6. Opposing Children’s Health Insurance and the Affordable Care Act. Americans for Prosperity applauded President Bush’s veto of a bill allowing states to provide health insurance to more children, calling the health program an example of “expanding government dependence”. In addition, in 2012, Rauner’s foundation gave $25,000 to FreedomWorks, a Tea Party lobbying group that had “urged people to oppose health care reform at town hall meetings” and poured half a million dollars into an anti-health care march on Washington fronted by Glenn Beck of Fox News.

7. Organizing the Tea Party. With a $25,000 foundation gift to FreedomWorks, Rauner rewarded a “Washington advocacy group that has done more than any other organization to build the Tea Party movement,” according to the New York Times. “The group played a crucial role in ushering a wave of tea party candidates into office in recent years, staging rallies, hawking books and videos, and organizing media appearances with conservative personalities such as Glenn Beck and Rush Limbaugh,” the Washington Post reported.

8. Attacking President Obama. Rauner’s foundation gave $25,000 to FreedomWorks, which helped “lead the tea party movement against Obama’s agenda” and funded rallies of angry Tea Partiers waving signs that showed the president with a Hitler mustache.
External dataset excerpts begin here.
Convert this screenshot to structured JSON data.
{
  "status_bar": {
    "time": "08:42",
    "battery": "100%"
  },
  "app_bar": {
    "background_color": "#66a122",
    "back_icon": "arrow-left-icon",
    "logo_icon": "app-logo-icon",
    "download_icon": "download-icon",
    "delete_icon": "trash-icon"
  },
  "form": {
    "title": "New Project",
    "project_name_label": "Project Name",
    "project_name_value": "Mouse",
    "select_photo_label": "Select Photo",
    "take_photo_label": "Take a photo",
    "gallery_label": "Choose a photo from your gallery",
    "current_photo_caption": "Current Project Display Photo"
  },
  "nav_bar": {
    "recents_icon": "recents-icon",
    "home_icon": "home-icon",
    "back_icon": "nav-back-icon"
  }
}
From 2010 to 2012, Rauner’s foundation also gave $400,000 to the Family Taxpayers Foundation, whose late chairman Jack Roeser “long has lambasted Obama as a socialist,” the Chicago Tribune reported in 2010.
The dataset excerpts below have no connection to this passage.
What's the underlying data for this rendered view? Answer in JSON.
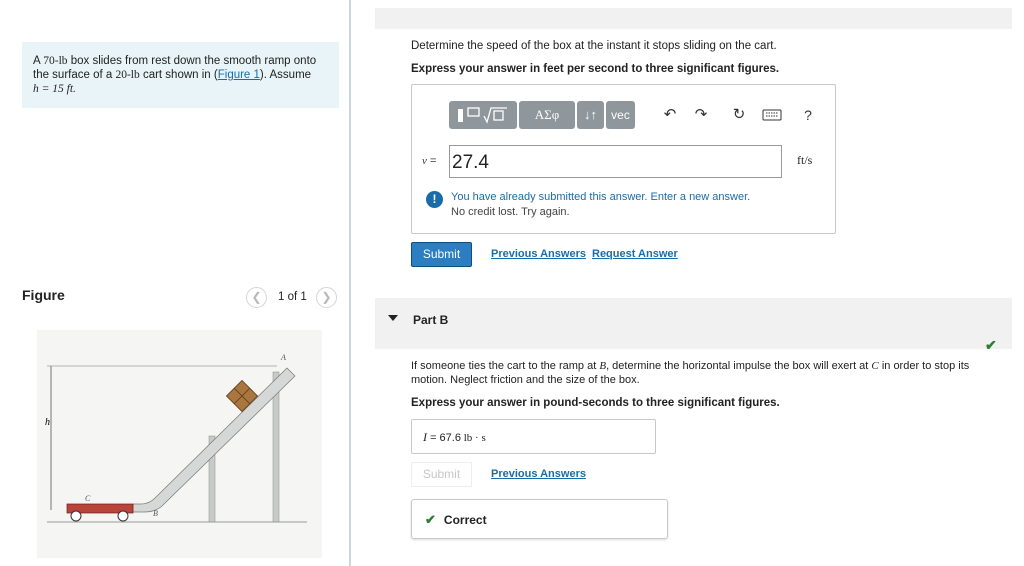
{
  "problem": {
    "text_before_weight": "A ",
    "weight_box": "70-lb",
    "text_mid1": " box slides from rest down the smooth ramp onto the surface of a ",
    "weight_cart": "20-lb",
    "text_mid2": " cart shown in (",
    "figure_link": "Figure 1",
    "text_mid3": "). Assume ",
    "assumption": "h = 15 ft."
  },
  "figure": {
    "label": "Figure",
    "counter": "1 of 1",
    "prev_icon": "chevron-left-icon",
    "next_icon": "chevron-right-icon",
    "point_labels": {
      "a": "A",
      "b": "B",
      "c": "C",
      "h": "h"
    }
  },
  "part_a": {
    "question": "Determine the speed of the box at the instant it stops sliding on the cart.",
    "instruction": "Express your answer in feet per second to three significant figures.",
    "toolbar": {
      "greek_label": "ΑΣφ",
      "arrows_label": "↓↑",
      "vec_label": "vec",
      "help_label": "?"
    },
    "variable_label": "v",
    "equals": " =",
    "answer_value": "27.4",
    "unit": "ft/s",
    "warning_line1": "You have already submitted this answer. Enter a new answer.",
    "warning_line2": "No credit lost. Try again.",
    "submit_label": "Submit",
    "previous_answers_label": "Previous Answers",
    "request_answer_label": "Request Answer"
  },
  "part_b": {
    "title": "Part B",
    "question_part1": "If someone ties the cart to the ramp at ",
    "point_b": "B",
    "question_part2": ", determine the horizontal impulse the box will exert at ",
    "point_c": "C",
    "question_part3": " in order to stop its",
    "question_line2": "motion. Neglect friction and the size of the box.",
    "instruction": "Express your answer in pound-seconds to three significant figures.",
    "answer_variable": "I",
    "answer_equals": " = ",
    "answer_value": "67.6",
    "answer_unit": " lb · s",
    "submit_label": "Submit",
    "previous_answers_label": "Previous Answers",
    "correct_label": "Correct"
  },
  "colors": {
    "link": "#1a6ca8",
    "submit_bg": "#2a7ec1",
    "correct": "#2e7d32",
    "problem_bg": "#e8f4f7",
    "toolbar_btn": "#8f969c"
  }
}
9. Funding “The Dark Money ATM of the Right.” The Rauner Family Foundation gave Donors Trust $500,000 in 2011 and $200,000 in 2012. Described as “the dark money ATM of the right” (Mother Jones) and “middlemen between conservative donors with a desire for secrecy and groups in need of operating revenue” (Business Insider), Donors Trust and its sister organization have “funneled hundreds of millions of dollars of anonymous cash” to right-wing interest groups such as the Heritage Foundation, Grover Norquist’s Americans for Tax Reform, the NRA’s Freedom Action Foundation, the Cato Institute, the American Enterprise Institute, the Federalist Society, and the Americans for Prosperity Foundation. “Donors Trust allows wealthy contributors who want to donate millions to the most important causes on the right to do so anonymously, essentially scrubbing the identity of those underwriting conservative and libertarian organizations. Wisconsin’s 2011 assault on collective bargaining rights? Donors Trust helped fund that. ALEC, the conservative bill mill? Donors Trust supports it. The climate deniers at the Heartland Institute? They get Donors Trust money, too.”
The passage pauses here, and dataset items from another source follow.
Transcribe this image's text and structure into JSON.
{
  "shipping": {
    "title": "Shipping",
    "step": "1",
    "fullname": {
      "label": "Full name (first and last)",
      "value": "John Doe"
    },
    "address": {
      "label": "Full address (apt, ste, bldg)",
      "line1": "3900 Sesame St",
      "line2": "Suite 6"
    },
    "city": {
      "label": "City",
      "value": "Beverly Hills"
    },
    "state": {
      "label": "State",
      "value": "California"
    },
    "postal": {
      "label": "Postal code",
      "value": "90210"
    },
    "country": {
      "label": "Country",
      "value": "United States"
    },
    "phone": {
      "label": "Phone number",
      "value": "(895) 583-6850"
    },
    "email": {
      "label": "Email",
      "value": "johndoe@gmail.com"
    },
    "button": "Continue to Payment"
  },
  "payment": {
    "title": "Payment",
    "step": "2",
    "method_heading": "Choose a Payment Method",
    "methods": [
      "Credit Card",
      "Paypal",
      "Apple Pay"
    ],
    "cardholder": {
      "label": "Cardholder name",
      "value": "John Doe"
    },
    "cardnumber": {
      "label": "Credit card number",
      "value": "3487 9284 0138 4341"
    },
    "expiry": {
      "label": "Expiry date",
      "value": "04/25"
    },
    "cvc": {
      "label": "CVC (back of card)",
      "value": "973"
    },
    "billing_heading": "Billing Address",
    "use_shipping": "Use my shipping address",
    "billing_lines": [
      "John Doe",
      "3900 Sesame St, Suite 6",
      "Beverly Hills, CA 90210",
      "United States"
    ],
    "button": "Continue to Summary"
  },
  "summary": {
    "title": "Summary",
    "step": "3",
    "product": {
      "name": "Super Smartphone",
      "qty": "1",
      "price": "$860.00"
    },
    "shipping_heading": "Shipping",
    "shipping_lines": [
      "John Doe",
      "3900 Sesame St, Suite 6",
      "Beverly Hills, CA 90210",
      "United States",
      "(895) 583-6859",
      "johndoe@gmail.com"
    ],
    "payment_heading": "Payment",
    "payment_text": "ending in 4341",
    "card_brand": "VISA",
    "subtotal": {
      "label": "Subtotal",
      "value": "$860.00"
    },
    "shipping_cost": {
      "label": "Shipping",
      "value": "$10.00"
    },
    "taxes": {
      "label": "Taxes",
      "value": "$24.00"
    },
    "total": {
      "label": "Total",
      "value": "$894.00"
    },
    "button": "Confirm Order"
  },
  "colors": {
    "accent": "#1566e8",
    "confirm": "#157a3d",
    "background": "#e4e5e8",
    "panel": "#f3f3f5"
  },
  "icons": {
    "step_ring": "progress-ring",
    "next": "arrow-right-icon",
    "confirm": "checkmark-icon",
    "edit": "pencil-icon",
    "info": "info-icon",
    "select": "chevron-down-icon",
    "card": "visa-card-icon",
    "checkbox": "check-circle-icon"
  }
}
10. Working Hand-In-Glove with the Koch Brothers. Through his foundation, Rauner has given to numerous organizations founded by or closely tied to the Koch Brothers, including $150,000 to Americans for Prosperity (David Koch chairs its foundation), $10,000 to the Cato Institute (co-founded by Charles Koch), and $25,000 to FreedomWorks (originally financed by the Koch Foundation). The Kochs’ support has come back to Rauner in recent months, in the form of TV ads attacking Governor Quinn.